Limitations of the Modified Bicoronal Incision
The traditional or classic bicoronal flap provides critical exposure of the maxillofacial
area with an aesthetic outcome.[5 ]
[23 ]
[24 ] In the modified bicoronal incision, the skin incision is shorter and a smaller area
of bone exposure is required. This modified incision provided adequate exposure for
the modified transbasal bifrontal craniotomy, allowing access to the anterior and
inferior surfaces of the frontal lobe, the anterior skull base, and the frontal air
sinuses. Since the inferior limit of exposure using the modified incision is the superior
orbital rim, inferior access to the maxillofacial area is not possible. This limitation
can be corrected by extension of the incision inferior to the temporal peak along
the hairline, but the fSTA is then frequently transected. The lateral limit of this
incision is just lateral to the temporal line. When temporal lobe or lateral frontal
lobe access is needed, the classic bicoronal incision is necessary.

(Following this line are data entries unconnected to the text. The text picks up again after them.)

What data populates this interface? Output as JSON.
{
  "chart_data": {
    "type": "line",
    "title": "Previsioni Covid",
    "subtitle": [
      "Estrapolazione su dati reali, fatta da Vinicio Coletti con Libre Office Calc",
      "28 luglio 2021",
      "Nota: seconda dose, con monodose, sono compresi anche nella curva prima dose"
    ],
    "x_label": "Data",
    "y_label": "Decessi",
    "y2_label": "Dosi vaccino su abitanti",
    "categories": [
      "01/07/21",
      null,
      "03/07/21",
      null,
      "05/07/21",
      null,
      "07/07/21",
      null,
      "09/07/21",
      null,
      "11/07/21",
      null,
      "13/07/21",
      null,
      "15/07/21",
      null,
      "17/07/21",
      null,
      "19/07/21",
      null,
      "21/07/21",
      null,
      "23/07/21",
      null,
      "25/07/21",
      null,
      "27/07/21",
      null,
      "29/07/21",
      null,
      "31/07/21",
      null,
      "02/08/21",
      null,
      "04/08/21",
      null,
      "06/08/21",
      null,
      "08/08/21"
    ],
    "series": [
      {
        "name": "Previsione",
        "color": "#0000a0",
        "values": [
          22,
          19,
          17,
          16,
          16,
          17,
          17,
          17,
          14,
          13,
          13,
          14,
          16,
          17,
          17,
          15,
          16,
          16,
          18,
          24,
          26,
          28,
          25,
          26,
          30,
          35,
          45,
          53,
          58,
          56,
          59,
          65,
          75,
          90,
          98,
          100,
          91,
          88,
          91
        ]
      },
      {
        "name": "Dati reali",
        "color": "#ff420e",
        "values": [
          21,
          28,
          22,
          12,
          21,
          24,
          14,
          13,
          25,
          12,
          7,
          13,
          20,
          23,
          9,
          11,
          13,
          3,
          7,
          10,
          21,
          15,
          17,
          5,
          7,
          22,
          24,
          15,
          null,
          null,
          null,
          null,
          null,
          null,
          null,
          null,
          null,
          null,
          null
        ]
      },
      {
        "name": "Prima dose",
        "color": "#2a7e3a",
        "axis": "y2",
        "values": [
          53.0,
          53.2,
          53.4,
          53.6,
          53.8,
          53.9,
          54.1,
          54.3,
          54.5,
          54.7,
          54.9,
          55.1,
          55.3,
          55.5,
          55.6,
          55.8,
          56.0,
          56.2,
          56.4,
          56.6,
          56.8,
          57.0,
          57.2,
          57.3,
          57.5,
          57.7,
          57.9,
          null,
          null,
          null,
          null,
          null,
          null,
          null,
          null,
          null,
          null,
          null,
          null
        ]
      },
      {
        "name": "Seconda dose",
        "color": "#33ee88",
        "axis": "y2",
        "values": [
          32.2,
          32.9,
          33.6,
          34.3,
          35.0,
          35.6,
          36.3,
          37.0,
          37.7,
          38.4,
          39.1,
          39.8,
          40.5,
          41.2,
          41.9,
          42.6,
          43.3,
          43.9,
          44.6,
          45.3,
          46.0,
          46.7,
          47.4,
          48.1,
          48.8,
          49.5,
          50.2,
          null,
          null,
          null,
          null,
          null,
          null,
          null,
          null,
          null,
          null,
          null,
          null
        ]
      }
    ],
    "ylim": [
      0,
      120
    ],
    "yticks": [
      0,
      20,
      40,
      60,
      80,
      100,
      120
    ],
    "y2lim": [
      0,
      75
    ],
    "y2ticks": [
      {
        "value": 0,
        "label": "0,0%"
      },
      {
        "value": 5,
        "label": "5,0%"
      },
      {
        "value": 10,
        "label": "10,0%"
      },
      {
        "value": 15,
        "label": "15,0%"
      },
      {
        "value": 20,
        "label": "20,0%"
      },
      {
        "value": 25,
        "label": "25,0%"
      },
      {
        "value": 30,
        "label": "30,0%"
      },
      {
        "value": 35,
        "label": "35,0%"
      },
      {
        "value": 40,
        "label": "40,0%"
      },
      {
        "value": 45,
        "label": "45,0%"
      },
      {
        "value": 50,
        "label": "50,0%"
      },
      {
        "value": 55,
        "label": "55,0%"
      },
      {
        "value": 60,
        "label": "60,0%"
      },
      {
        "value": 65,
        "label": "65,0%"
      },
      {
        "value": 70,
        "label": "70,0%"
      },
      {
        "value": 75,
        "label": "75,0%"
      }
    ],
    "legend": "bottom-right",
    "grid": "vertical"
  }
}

Complications of Bicoronal Incisions
Long-term alopecia has been reported as a postoperative complication of 7 to 18% of
bicoronal incisions. The risk factors found to contribute to this complication were
the use of a Raney clip for a prolonged period to control bleeding and Colorado tip
monopolar cautery of cutaneous and subcutaneous incisions.[2 ]
Although postoperative alopecia was not assessed in the present study, we routinely
use Raney clips and cold steel scalpel for cutaneous and subcutaneous incisions. This
is because the likelihood of this complication is not expected to be high with modified
bicoronal incisions as the incision is performed just behind the hairline and the
high preservation rates of the STA and the supraorbital and supratrochlear arteries
suggest a robust blood supply to the scalp flap. Nevertheless, this issue should be
studied further in the future.
Strength and Limitations of Our Study
The retrospective and descriptive nature of our study was its main limitations. The
relatively small numbers of cadavers and patients were also drawbacks. The clinical
outcomes, such as scalp flap ischemia, delayed wound healing, wound infection, and
alopecia, were not assessed in this series. However, it can be assumed that these
complications should be minimized when the arterial supply is preserved to the greatest
extent possible.
To the best of our knowledge, this is the first study to simplify the localization
of the fSTA during surgery through the determination of its location in relation to
the hairline.
Conclusion
The most anterior part of the fSTA was located very close to the temporal peak of
the hairline. The modified bicoronal skin incision for bifrontal craniotomy and modified
transbasal craniotomy was an effective means of STA preservation.